Study – Emotivating care
Care includes but is broader than empathy, and is a top 10 element of Integrative Listening. This study identifies a variety of emotions that motivate care, such as love, compassion, and generosity. Other research by law professor Clark Cunningham has found that what clients want from their lawyer is in large part to be cared about. Empathy is one facet of care, but lawyers do not always have empathy for every client. While empathy can be learned, and it can it be applied to most clients, the client still needs to feel cared for even if their lawyer doesn’t feel empathy for the client. Other ways to demonstrate care include compassion, concern, and simple acts of expressed kindness.
“Care” is also a top level listening construct in Integrative Listening because it is likely one of the 7 (or so) basic, or primary, emotions, and is a driving issue in the development of healthy attachment. For further information, Dr. Jaak Panksepp explicates care as a core emotions, and Dr. Patricia Crittenden explicates care-giving and care-needing as essential aspects of child and adult attachment behavior.

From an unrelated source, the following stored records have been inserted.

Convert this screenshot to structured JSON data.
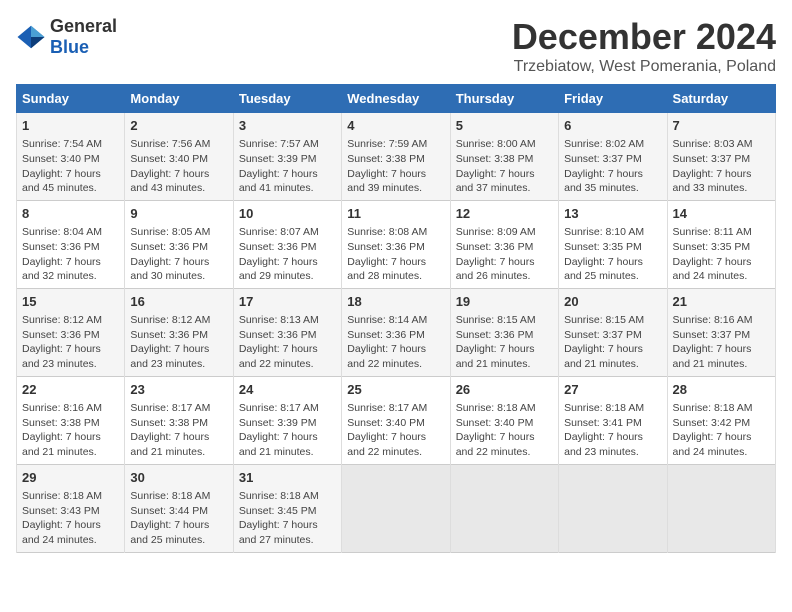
{
  "logo": {
    "general": "General",
    "blue": "Blue"
  },
  "title": "December 2024",
  "subtitle": "Trzebiatow, West Pomerania, Poland",
  "days_of_week": [
    "Sunday",
    "Monday",
    "Tuesday",
    "Wednesday",
    "Thursday",
    "Friday",
    "Saturday"
  ],
  "weeks": [
    [
      {
        "day": "1",
        "sunrise": "7:54 AM",
        "sunset": "3:40 PM",
        "daylight": "7 hours and 45 minutes."
      },
      {
        "day": "2",
        "sunrise": "7:56 AM",
        "sunset": "3:40 PM",
        "daylight": "7 hours and 43 minutes."
      },
      {
        "day": "3",
        "sunrise": "7:57 AM",
        "sunset": "3:39 PM",
        "daylight": "7 hours and 41 minutes."
      },
      {
        "day": "4",
        "sunrise": "7:59 AM",
        "sunset": "3:38 PM",
        "daylight": "7 hours and 39 minutes."
      },
      {
        "day": "5",
        "sunrise": "8:00 AM",
        "sunset": "3:38 PM",
        "daylight": "7 hours and 37 minutes."
      },
      {
        "day": "6",
        "sunrise": "8:02 AM",
        "sunset": "3:37 PM",
        "daylight": "7 hours and 35 minutes."
      },
      {
        "day": "7",
        "sunrise": "8:03 AM",
        "sunset": "3:37 PM",
        "daylight": "7 hours and 33 minutes."
      }
    ],
    [
      {
        "day": "8",
        "sunrise": "8:04 AM",
        "sunset": "3:36 PM",
        "daylight": "7 hours and 32 minutes."
      },
      {
        "day": "9",
        "sunrise": "8:05 AM",
        "sunset": "3:36 PM",
        "daylight": "7 hours and 30 minutes."
      },
      {
        "day": "10",
        "sunrise": "8:07 AM",
        "sunset": "3:36 PM",
        "daylight": "7 hours and 29 minutes."
      },
      {
        "day": "11",
        "sunrise": "8:08 AM",
        "sunset": "3:36 PM",
        "daylight": "7 hours and 28 minutes."
      },
      {
        "day": "12",
        "sunrise": "8:09 AM",
        "sunset": "3:36 PM",
        "daylight": "7 hours and 26 minutes."
      },
      {
        "day": "13",
        "sunrise": "8:10 AM",
        "sunset": "3:35 PM",
        "daylight": "7 hours and 25 minutes."
      },
      {
        "day": "14",
        "sunrise": "8:11 AM",
        "sunset": "3:35 PM",
        "daylight": "7 hours and 24 minutes."
      }
    ],
    [
      {
        "day": "15",
        "sunrise": "8:12 AM",
        "sunset": "3:36 PM",
        "daylight": "7 hours and 23 minutes."
      },
      {
        "day": "16",
        "sunrise": "8:12 AM",
        "sunset": "3:36 PM",
        "daylight": "7 hours and 23 minutes."
      },
      {
        "day": "17",
        "sunrise": "8:13 AM",
        "sunset": "3:36 PM",
        "daylight": "7 hours and 22 minutes."
      },
      {
        "day": "18",
        "sunrise": "8:14 AM",
        "sunset": "3:36 PM",
        "daylight": "7 hours and 22 minutes."
      },
      {
        "day": "19",
        "sunrise": "8:15 AM",
        "sunset": "3:36 PM",
        "daylight": "7 hours and 21 minutes."
      },
      {
        "day": "20",
        "sunrise": "8:15 AM",
        "sunset": "3:37 PM",
        "daylight": "7 hours and 21 minutes."
      },
      {
        "day": "21",
        "sunrise": "8:16 AM",
        "sunset": "3:37 PM",
        "daylight": "7 hours and 21 minutes."
      }
    ],
    [
      {
        "day": "22",
        "sunrise": "8:16 AM",
        "sunset": "3:38 PM",
        "daylight": "7 hours and 21 minutes."
      },
      {
        "day": "23",
        "sunrise": "8:17 AM",
        "sunset": "3:38 PM",
        "daylight": "7 hours and 21 minutes."
      },
      {
        "day": "24",
        "sunrise": "8:17 AM",
        "sunset": "3:39 PM",
        "daylight": "7 hours and 21 minutes."
      },
      {
        "day": "25",
        "sunrise": "8:17 AM",
        "sunset": "3:40 PM",
        "daylight": "7 hours and 22 minutes."
      },
      {
        "day": "26",
        "sunrise": "8:18 AM",
        "sunset": "3:40 PM",
        "daylight": "7 hours and 22 minutes."
      },
      {
        "day": "27",
        "sunrise": "8:18 AM",
        "sunset": "3:41 PM",
        "daylight": "7 hours and 23 minutes."
      },
      {
        "day": "28",
        "sunrise": "8:18 AM",
        "sunset": "3:42 PM",
        "daylight": "7 hours and 24 minutes."
      }
    ],
    [
      {
        "day": "29",
        "sunrise": "8:18 AM",
        "sunset": "3:43 PM",
        "daylight": "7 hours and 24 minutes."
      },
      {
        "day": "30",
        "sunrise": "8:18 AM",
        "sunset": "3:44 PM",
        "daylight": "7 hours and 25 minutes."
      },
      {
        "day": "31",
        "sunrise": "8:18 AM",
        "sunset": "3:45 PM",
        "daylight": "7 hours and 27 minutes."
      },
      null,
      null,
      null,
      null
    ]
  ],
  "labels": {
    "sunrise": "Sunrise:",
    "sunset": "Sunset:",
    "daylight": "Daylight:"
  }
}
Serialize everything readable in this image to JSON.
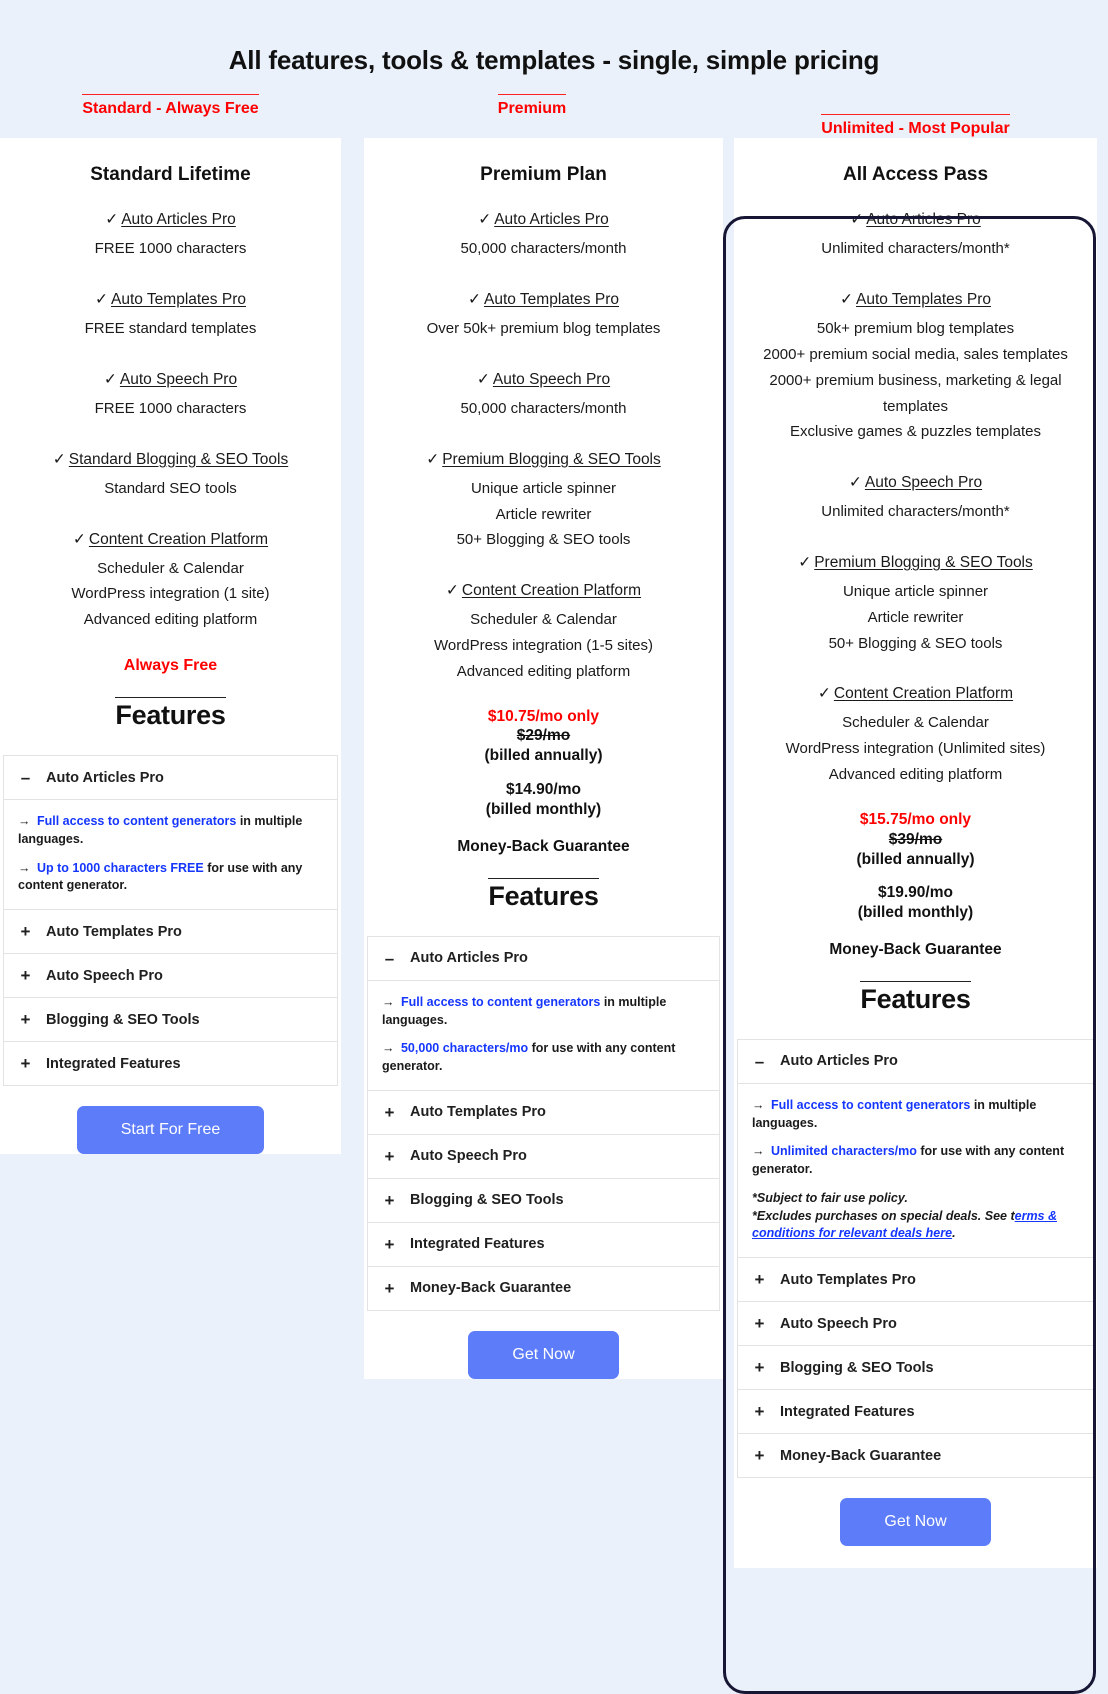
{
  "page": {
    "title": "All features, tools & templates - single, simple pricing",
    "features_heading": "Features",
    "accent_red": "#ff0000",
    "accent_blue": "#1536ff",
    "cta_color": "#5c7cfa",
    "popular_border": "#171735"
  },
  "plans": [
    {
      "badge": "Standard - Always Free",
      "name": "Standard Lifetime",
      "groups": [
        {
          "check": "✓",
          "head": "Auto Articles Pro",
          "lines": [
            "FREE 1000 characters"
          ]
        },
        {
          "check": "✓",
          "head": "Auto Templates Pro",
          "lines": [
            "FREE standard templates"
          ]
        },
        {
          "check": "✓",
          "head": "Auto Speech Pro",
          "lines": [
            "FREE 1000 characters"
          ]
        },
        {
          "check": "✓",
          "head": "Standard Blogging & SEO Tools",
          "lines": [
            "Standard SEO tools"
          ]
        },
        {
          "check": "✓",
          "head": "Content Creation Platform",
          "lines": [
            "Scheduler & Calendar",
            "WordPress integration (1 site)",
            "Advanced editing platform"
          ]
        }
      ],
      "free_label": "Always Free",
      "price": null,
      "accordion": [
        {
          "icon": "–",
          "label": "Auto Articles Pro",
          "expanded": true,
          "body": [
            {
              "arrow": "→",
              "highlight": "Full access to content generators",
              "rest": " in multiple languages."
            },
            {
              "arrow": "→",
              "highlight": "Up to 1000 characters FREE",
              "rest": " for use with any content generator."
            }
          ]
        },
        {
          "icon": "+",
          "label": "Auto Templates Pro",
          "expanded": false
        },
        {
          "icon": "+",
          "label": "Auto Speech Pro",
          "expanded": false
        },
        {
          "icon": "+",
          "label": "Blogging & SEO Tools",
          "expanded": false
        },
        {
          "icon": "+",
          "label": "Integrated Features",
          "expanded": false
        }
      ],
      "cta": "Start For Free"
    },
    {
      "badge": "Premium",
      "name": "Premium Plan",
      "groups": [
        {
          "check": "✓",
          "head": "Auto Articles Pro",
          "lines": [
            "50,000 characters/month"
          ]
        },
        {
          "check": "✓",
          "head": "Auto Templates Pro",
          "lines": [
            "Over 50k+ premium blog templates"
          ]
        },
        {
          "check": "✓",
          "head": "Auto Speech Pro",
          "lines": [
            "50,000 characters/month"
          ]
        },
        {
          "check": "✓",
          "head": "Premium Blogging & SEO Tools",
          "lines": [
            "Unique article spinner",
            "Article rewriter",
            "50+ Blogging & SEO tools"
          ]
        },
        {
          "check": "✓",
          "head": "Content Creation Platform",
          "lines": [
            "Scheduler & Calendar",
            "WordPress integration (1-5 sites)",
            "Advanced editing platform"
          ]
        }
      ],
      "free_label": null,
      "price": {
        "promo": "$10.75/mo only",
        "struck": "$29/mo",
        "annual_note": "(billed annually)",
        "monthly": "$14.90/mo",
        "monthly_note": "(billed monthly)",
        "guarantee": "Money-Back Guarantee"
      },
      "accordion": [
        {
          "icon": "–",
          "label": "Auto Articles Pro",
          "expanded": true,
          "body": [
            {
              "arrow": "→",
              "highlight": "Full access to content generators",
              "rest": " in multiple languages."
            },
            {
              "arrow": "→",
              "highlight": "50,000 characters/mo",
              "rest": " for use with any content generator."
            }
          ]
        },
        {
          "icon": "+",
          "label": "Auto Templates Pro",
          "expanded": false
        },
        {
          "icon": "+",
          "label": "Auto Speech Pro",
          "expanded": false
        },
        {
          "icon": "+",
          "label": "Blogging & SEO Tools",
          "expanded": false
        },
        {
          "icon": "+",
          "label": "Integrated Features",
          "expanded": false
        },
        {
          "icon": "+",
          "label": "Money-Back Guarantee",
          "expanded": false
        }
      ],
      "cta": "Get Now"
    },
    {
      "badge": "Unlimited - Most Popular",
      "name": "All Access Pass",
      "groups": [
        {
          "check": "✓",
          "head": "Auto Articles Pro",
          "lines": [
            "Unlimited characters/month*"
          ]
        },
        {
          "check": "✓",
          "head": "Auto Templates Pro",
          "lines": [
            "50k+ premium blog templates",
            "2000+ premium social media, sales templates",
            "2000+ premium business, marketing & legal templates",
            "Exclusive games & puzzles templates"
          ]
        },
        {
          "check": "✓",
          "head": "Auto Speech Pro",
          "lines": [
            "Unlimited characters/month*"
          ]
        },
        {
          "check": "✓",
          "head": "Premium Blogging & SEO Tools",
          "lines": [
            "Unique article spinner",
            "Article rewriter",
            "50+ Blogging & SEO tools"
          ]
        },
        {
          "check": "✓",
          "head": "Content Creation Platform",
          "lines": [
            "Scheduler & Calendar",
            "WordPress integration (Unlimited sites)",
            "Advanced editing platform"
          ]
        }
      ],
      "free_label": null,
      "price": {
        "promo": "$15.75/mo only",
        "struck": "$39/mo",
        "annual_note": "(billed annually)",
        "monthly": "$19.90/mo",
        "monthly_note": "(billed monthly)",
        "guarantee": "Money-Back Guarantee"
      },
      "accordion": [
        {
          "icon": "–",
          "label": "Auto Articles Pro",
          "expanded": true,
          "body": [
            {
              "arrow": "→",
              "highlight": "Full access to content generators",
              "rest": " in multiple languages."
            },
            {
              "arrow": "→",
              "highlight": "Unlimited characters/mo",
              "rest": " for use with any content generator."
            }
          ],
          "fine_print": {
            "line1": "*Subject to fair use policy.",
            "line2_pre": "*Excludes purchases on special deals. See t",
            "line2_link": "erms & conditions for relevant deals here",
            "line2_post": "."
          }
        },
        {
          "icon": "+",
          "label": "Auto Templates Pro",
          "expanded": false
        },
        {
          "icon": "+",
          "label": "Auto Speech Pro",
          "expanded": false
        },
        {
          "icon": "+",
          "label": "Blogging & SEO Tools",
          "expanded": false
        },
        {
          "icon": "+",
          "label": "Integrated Features",
          "expanded": false
        },
        {
          "icon": "+",
          "label": "Money-Back Guarantee",
          "expanded": false
        }
      ],
      "cta": "Get Now"
    }
  ]
}
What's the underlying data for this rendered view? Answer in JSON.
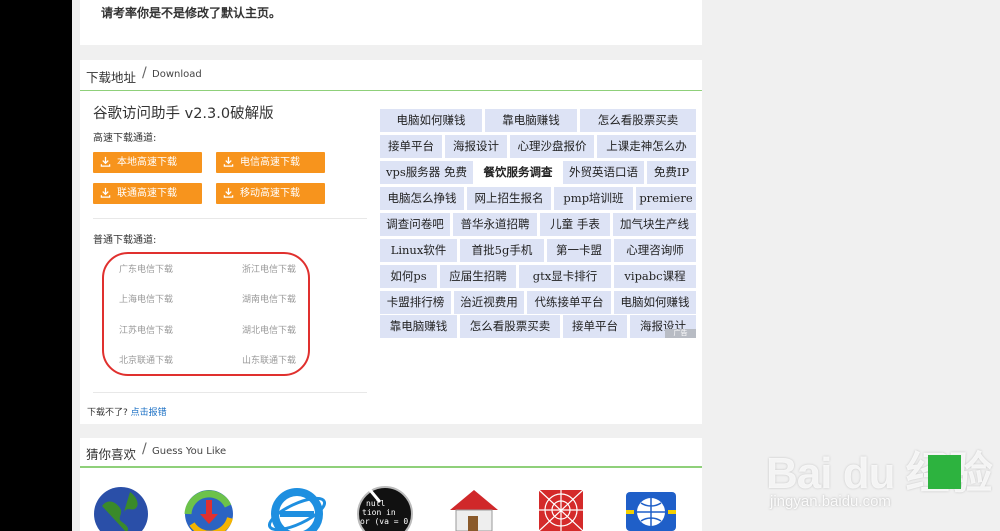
{
  "top": {
    "message": "请考率你是不是修改了默认主页。"
  },
  "download_section": {
    "title_cn": "下载地址",
    "separator": "/",
    "title_en": "Download",
    "app_name": "谷歌访问助手 v2.3.0破解版",
    "fast_label": "高速下载通道:",
    "fast_buttons": [
      "本地高速下载",
      "电信高速下载",
      "联通高速下载",
      "移动高速下载"
    ],
    "normal_label": "普通下载通道:",
    "mirrors": [
      "广东电信下载",
      "浙江电信下载",
      "上海电信下载",
      "湖南电信下载",
      "江苏电信下载",
      "湖北电信下载",
      "北京联通下载",
      "山东联通下载"
    ],
    "report_text": "下载不了?",
    "report_link": "点击报错"
  },
  "ads": {
    "rows": [
      [
        "电脑如何赚钱",
        "靠电脑赚钱",
        "怎么看股票买卖"
      ],
      [
        "接单平台",
        "海报设计",
        "心理沙盘报价",
        "上课走神怎么办"
      ],
      [
        "vps服务器 免费",
        "餐饮服务调查",
        "外贸英语口语",
        "免费IP"
      ],
      [
        "电脑怎么挣钱",
        "网上招生报名",
        "pmp培训班",
        "premiere"
      ],
      [
        "调查问卷吧",
        "普华永道招聘",
        "儿童 手表",
        "加气块生产线"
      ],
      [
        "Linux软件",
        "首批5g手机",
        "第一卡盟",
        "心理咨询师"
      ],
      [
        "如何ps",
        "应届生招聘",
        "gtx显卡排行",
        "vipabc课程"
      ],
      [
        "卡盟排行榜",
        "治近视费用",
        "代练接单平台",
        "电脑如何赚钱"
      ],
      [
        "靠电脑赚钱",
        "怎么看股票买卖",
        "接单平台",
        "海报设计"
      ]
    ],
    "highlighted": "餐饮服务调查",
    "ad_mark": "广告"
  },
  "guess_section": {
    "title_cn": "猜你喜欢",
    "separator": "/",
    "title_en": "Guess You Like",
    "icons": [
      "globe-icon",
      "download-manager-icon",
      "ie-browser-icon",
      "xmlhttp-code-icon",
      "house-icon",
      "spider-web-icon",
      "network-globe-icon"
    ]
  },
  "watermark": {
    "brand": "Bai du 经验",
    "url": "jingyan.baidu.com"
  },
  "colors": {
    "orange": "#f7941d",
    "green_line": "#8fd07a",
    "ad_bg": "#dde3f5",
    "red_oval": "#e0302e",
    "link_blue": "#1a6fc4"
  }
}
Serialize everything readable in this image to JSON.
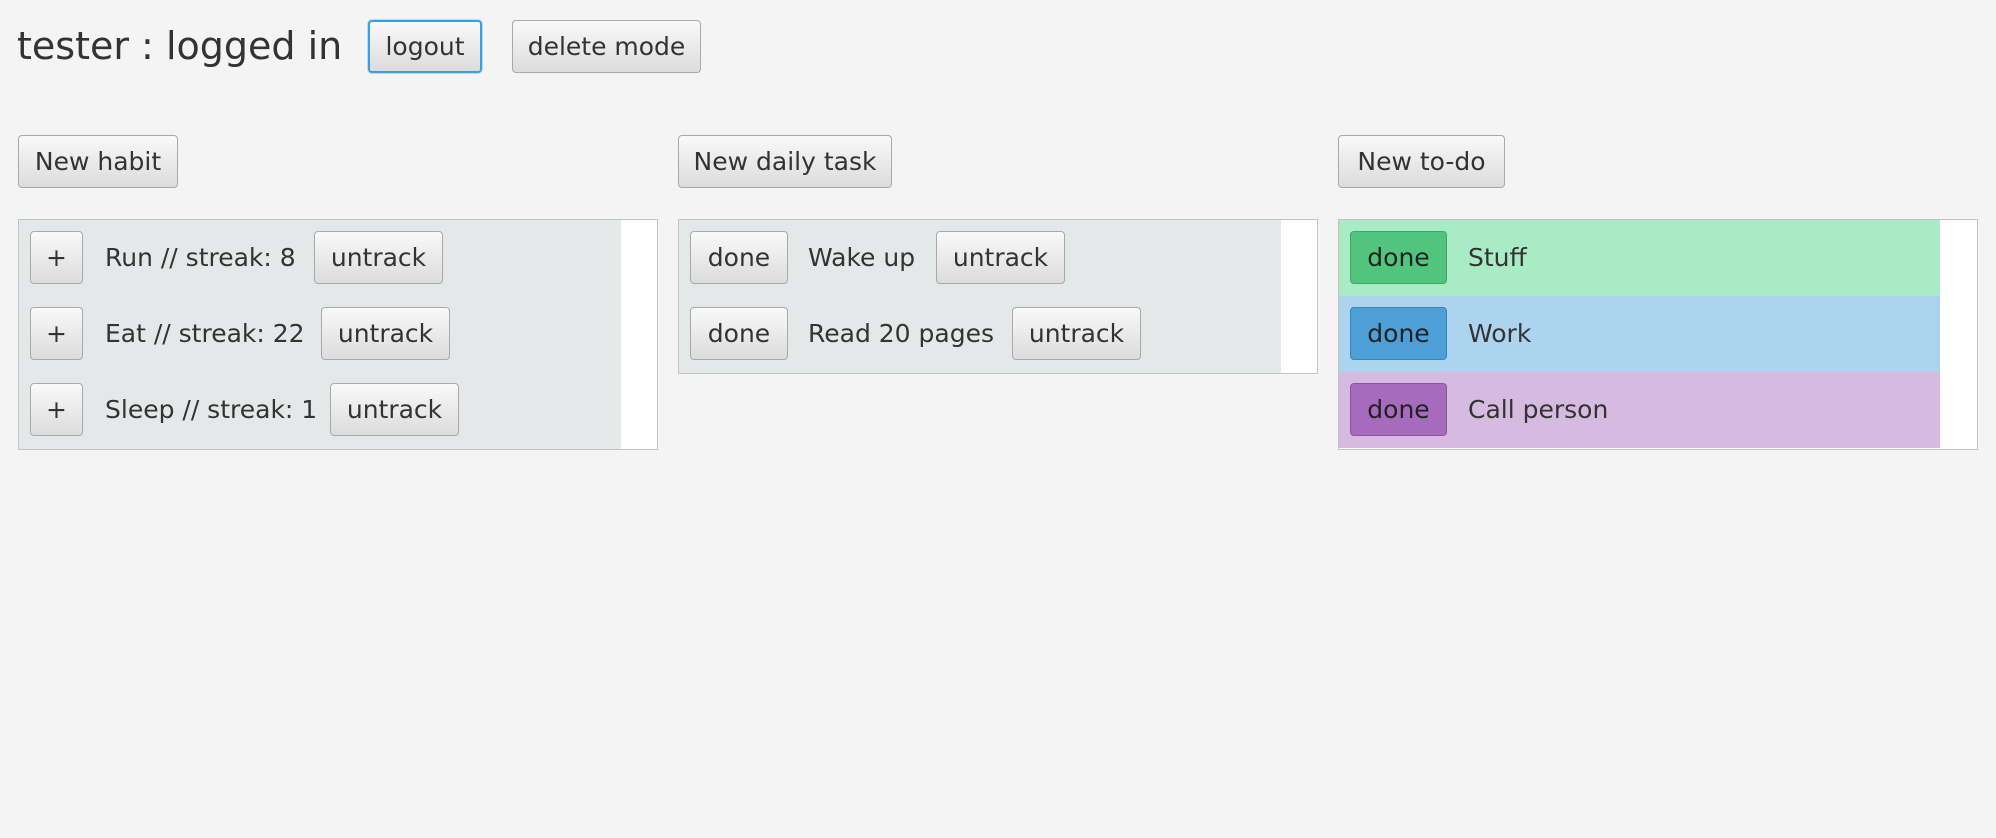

What Emotions Motivate Care?, Elena Pulcini, Emotion Review, January 21, 2016, http://emr.sagepub.com/content/early/2015/10/23/1754073915615429?papetoc
The importance of emotions is supported by many authors of the ethics of care in contrast to the rationalistic paradigm of justice. However, the reference to the emotions remains generic. By focusing on three paradigmatic typologies (care out of love, care work, and care of the distant other), I propose to investigate this aspect further, and distinguish between the different emotions that motivate care (such as love, compassion, and generosity). I will try, first, to offer a reflection on which emotions are likely to motivate ethical action within an ethics of care; second, to survey different potential obstacles to these emotions and propose how they might be overcome to more successfully achieve good care and ethical action.